RMS Titanic, questo è il nome che hanno scelto per me, per una nave maestosa, lussuosa, imponente, e prestante.

Maestosa e imponente, perché sono la più grande nave mai costruita in questi tempi, forgiata con l’acciaio migliore dell’Irlanda, dotata di numerosi compartimenti stagni e di numerose paratie molto pesanti e potenti, che riescono a sopportare molta pressione.

Lussuosa, perché sono la più lussuosa delle navi mai costruite, dotata di molte comodità, piscina, camere molto grandi e lussureggianti e quattro suite sul ponte passeggiata.

Prestante, perché la propulsione è a vapore, il mio limite di velocità è circa 24 nodi, e poi perché non sono come la mia gemella Olympic, quella è tornata in porto con la prua distrutta, reduce  da uno scontro con l’incrociatore Hawke, ed è per quel motivo che la mia cerimonia di inaugurazione non si svolse.

Oggi, 14 aprile 1912, a mezzogiorno, inizia il mio primo viaggio, il viaggio d’inaugurazione. Attraverserò l’Atlantico portando con me circa 2228 persone a bordo, è un’emozione indescrivibile. Potrò portare tutte queste persone in America, a New York, non ci posso credere. Manca poco alla partenza, e i ritardatari si sbrigano a salire a bordo, con molta fretta e disordine, per paura di perdersi il viaggio.

Sono comandato dal Capitano Smith, e progettato dal celeberrimo Thomas Andrews, anche lui a bordo in occasione di questo mio primo viaggio.

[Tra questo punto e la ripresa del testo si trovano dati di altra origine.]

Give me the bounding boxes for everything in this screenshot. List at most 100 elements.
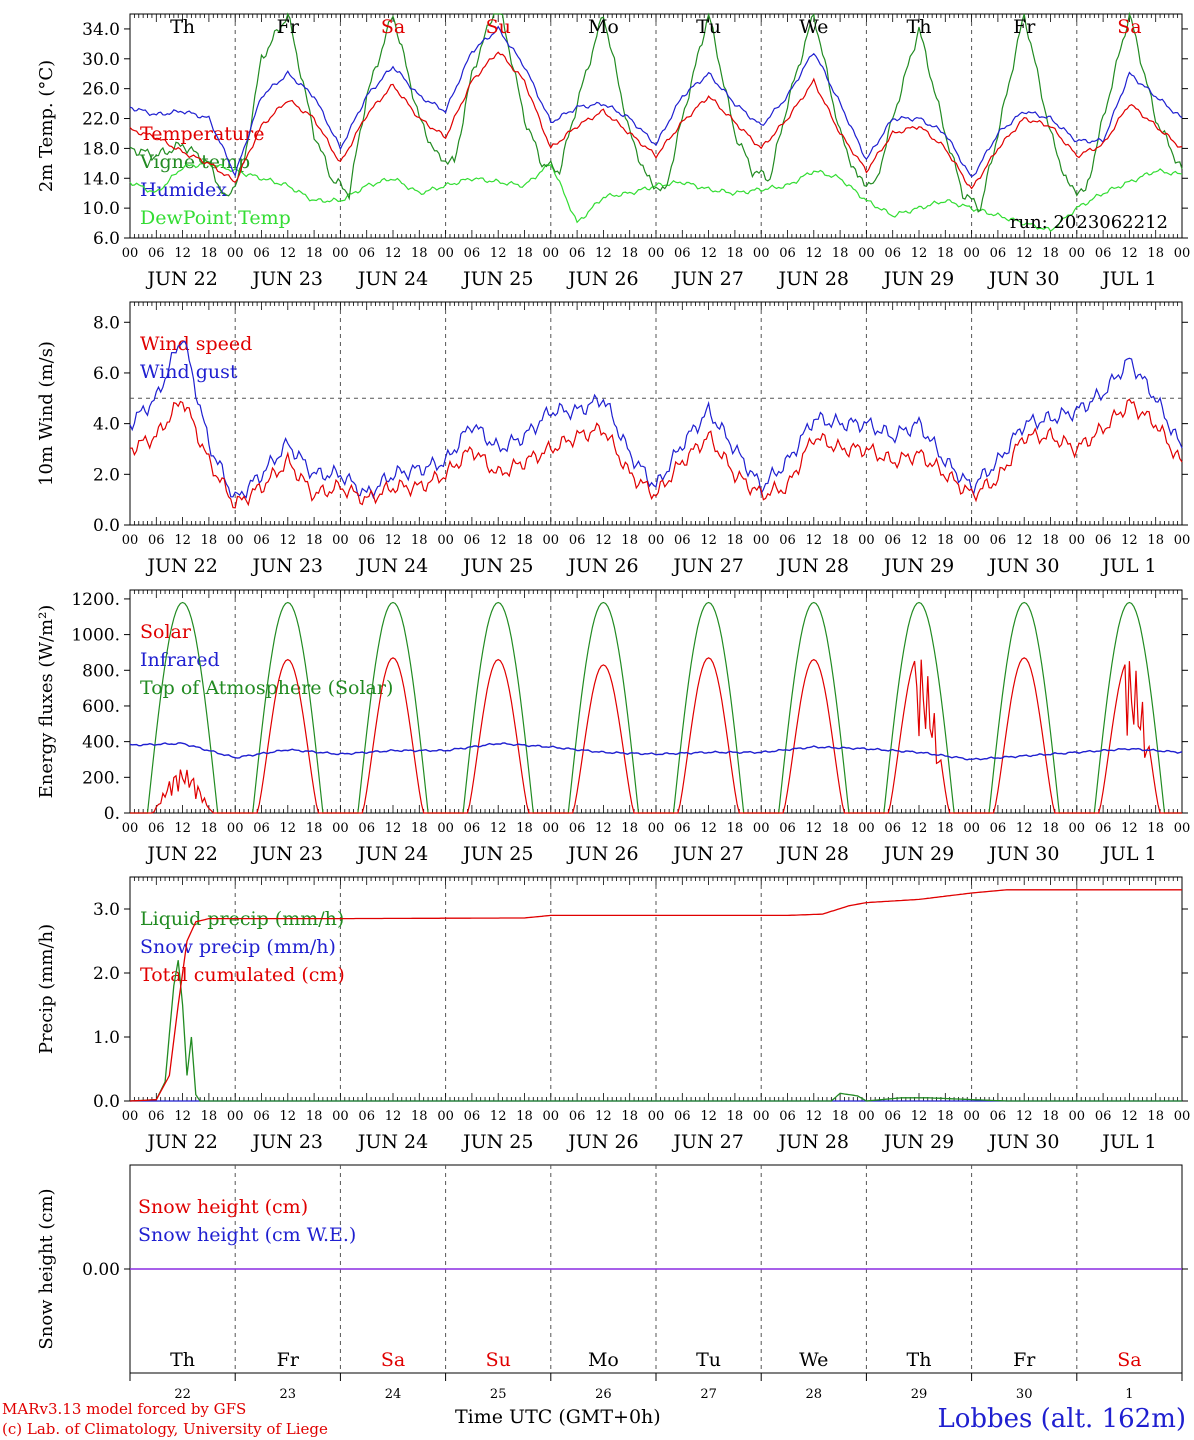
hour-tick-label: 00: [437, 246, 454, 261]
hour-tick-label: 12: [280, 821, 297, 836]
hour-tick-label: 18: [1042, 821, 1059, 836]
y-tick-label: 0.0: [93, 1092, 120, 1112]
hour-tick-label: 18: [1147, 821, 1164, 836]
hour-tick-label: 00: [648, 533, 665, 548]
legend-entry: Total cumulated (cm): [140, 964, 345, 986]
hour-tick-label: 00: [543, 821, 560, 836]
hour-tick-label: 18: [201, 533, 218, 548]
y-tick-label: 400.: [82, 733, 120, 753]
hour-tick-label: 18: [1042, 1109, 1059, 1124]
hour-tick-label: 12: [174, 533, 191, 548]
hour-tick-label: 00: [227, 821, 244, 836]
hour-tick-label: 06: [990, 1109, 1007, 1124]
weekday-label: Fr: [1013, 1349, 1036, 1371]
hour-tick-label: 00: [753, 246, 770, 261]
hour-tick-label: 00: [1174, 533, 1191, 548]
y-tick-label: 18.0: [82, 139, 120, 159]
hour-tick-label: 00: [858, 1109, 875, 1124]
date-label: JUN 27: [671, 843, 743, 865]
hour-tick-label: 12: [595, 821, 612, 836]
date-label: JUN 26: [566, 268, 638, 290]
hour-tick-label: 00: [227, 1109, 244, 1124]
hour-tick-label: 00: [437, 1109, 454, 1124]
panel-4: 00 06 12 18 JUN 22 00 06 12 18 JUN 23 00 06 12 18 JUN …: [36, 876, 1190, 1153]
y-tick-label: 6.0: [93, 229, 120, 249]
hour-tick-label: 12: [1016, 533, 1033, 548]
y-tick-label: 6.0: [93, 364, 120, 384]
hour-tick-label: 06: [674, 821, 691, 836]
date-label: JUN 30: [987, 268, 1059, 290]
weekday-label: We: [799, 1349, 828, 1371]
hour-tick-label: 06: [674, 246, 691, 261]
legend-entry: Snow height (cm): [138, 1196, 308, 1218]
hour-tick-label: 06: [358, 821, 375, 836]
hour-tick-label: 06: [1095, 821, 1112, 836]
y-tick-label: 0.00: [82, 1260, 120, 1280]
hour-tick-label: 12: [911, 821, 928, 836]
date-label: JUN 29: [882, 268, 954, 290]
hour-tick-label: 06: [148, 246, 165, 261]
hour-tick-label: 00: [648, 1109, 665, 1124]
hour-tick-label: 18: [727, 821, 744, 836]
date-label: JUN 30: [987, 555, 1059, 577]
weekday-label: Th: [907, 16, 932, 38]
y-tick-label: 1200.: [71, 590, 120, 610]
y-axis-label: 2m Temp. (°C): [36, 60, 57, 192]
hour-tick-label: 18: [1042, 246, 1059, 261]
series-line-total-cumulated-cm-: [129, 889, 1182, 1102]
day-number-label: 22: [174, 1387, 191, 1402]
date-label: JUN 27: [671, 555, 743, 577]
y-tick-label: 800.: [82, 661, 120, 681]
hour-tick-label: 06: [253, 1109, 270, 1124]
hour-tick-label: 06: [358, 246, 375, 261]
date-label: JUN 22: [145, 1131, 217, 1153]
hour-tick-label: 00: [332, 533, 349, 548]
weekday-label: Sa: [381, 16, 405, 38]
hour-tick-label: 00: [437, 821, 454, 836]
hour-tick-label: 06: [674, 533, 691, 548]
series-line-dewpoint-temp: [129, 160, 1183, 232]
hour-tick-label: 12: [911, 246, 928, 261]
panel-1: 00 06 12 18 JUN 22 00 06 12 18 JUN 23 00 06 12 18 JUN …: [36, 13, 1190, 290]
hour-tick-label: 00: [1069, 246, 1086, 261]
hour-tick-label: 06: [779, 1109, 796, 1124]
weekday-label: Th: [170, 1349, 195, 1371]
date-label: JUN 29: [882, 1131, 954, 1153]
hour-tick-label: 18: [201, 246, 218, 261]
y-tick-label: 26.0: [82, 80, 120, 100]
y-axis-label: Energy fluxes (W/m²): [36, 605, 57, 799]
hour-tick-label: 00: [1069, 1109, 1086, 1124]
legend-entry: DewPoint Temp: [140, 207, 291, 229]
hour-tick-label: 18: [306, 821, 323, 836]
weekday-label: Th: [907, 1349, 932, 1371]
hour-tick-label: 06: [569, 533, 586, 548]
hour-tick-label: 18: [1042, 533, 1059, 548]
series-line-vigne-temp: [129, 11, 1183, 213]
hour-tick-label: 00: [543, 1109, 560, 1124]
hour-tick-label: 00: [1069, 821, 1086, 836]
hour-tick-label: 06: [674, 1109, 691, 1124]
series-line-wind-gust: [129, 340, 1183, 500]
date-label: JUL 1: [1100, 268, 1156, 290]
hour-tick-label: 12: [1121, 246, 1138, 261]
y-axis-label: Precip (mm/h): [36, 924, 57, 1054]
panel-3: 00 06 12 18 JUN 22 00 06 12 18 JUN 23 00 06 12 18 JUN …: [36, 589, 1190, 865]
hour-tick-label: 00: [543, 533, 560, 548]
hour-tick-label: 12: [385, 533, 402, 548]
station-title: Lobbes (alt. 162m): [937, 1404, 1186, 1434]
hour-tick-label: 00: [858, 246, 875, 261]
hour-tick-label: 12: [595, 1109, 612, 1124]
date-label: JUN 22: [145, 268, 217, 290]
hour-tick-label: 18: [201, 1109, 218, 1124]
hour-tick-label: 00: [858, 821, 875, 836]
hour-tick-label: 12: [700, 821, 717, 836]
hour-tick-label: 06: [569, 821, 586, 836]
date-label: JUN 30: [987, 843, 1059, 865]
hour-tick-label: 06: [358, 1109, 375, 1124]
hour-tick-label: 06: [779, 533, 796, 548]
date-label: JUL 1: [1100, 555, 1156, 577]
date-label: JUN 22: [145, 555, 217, 577]
hour-tick-label: 06: [1095, 533, 1112, 548]
hour-tick-label: 06: [569, 246, 586, 261]
weekday-label: Mo: [588, 1349, 619, 1371]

Ecco, è mezzogiorno, tutte le persone imbarcate salutano i propri cari o amici con dei fazzoletti, non capisco che bisogno c’è, tanto il viaggio di ritorno lo faranno comunque.

Partiamo, stiamo lasciando il porto, e tutti a terra gridano entusiasti, ma a me non importa, devo raggiungere il mio obiettivo: New York. Quella è la cosa più importante.

Sto viaggiando a tutta velocità, al massimo della potenza, e i macchinisti si danno un sacco da fare per rispettare gli ordini del capitano, mentre, sul ponte e nelle camere, i passeggeri trovano un modo per passare il tempo, andando in piscina, giocando a carte, o schiacciando un pisolino nel proprio letto.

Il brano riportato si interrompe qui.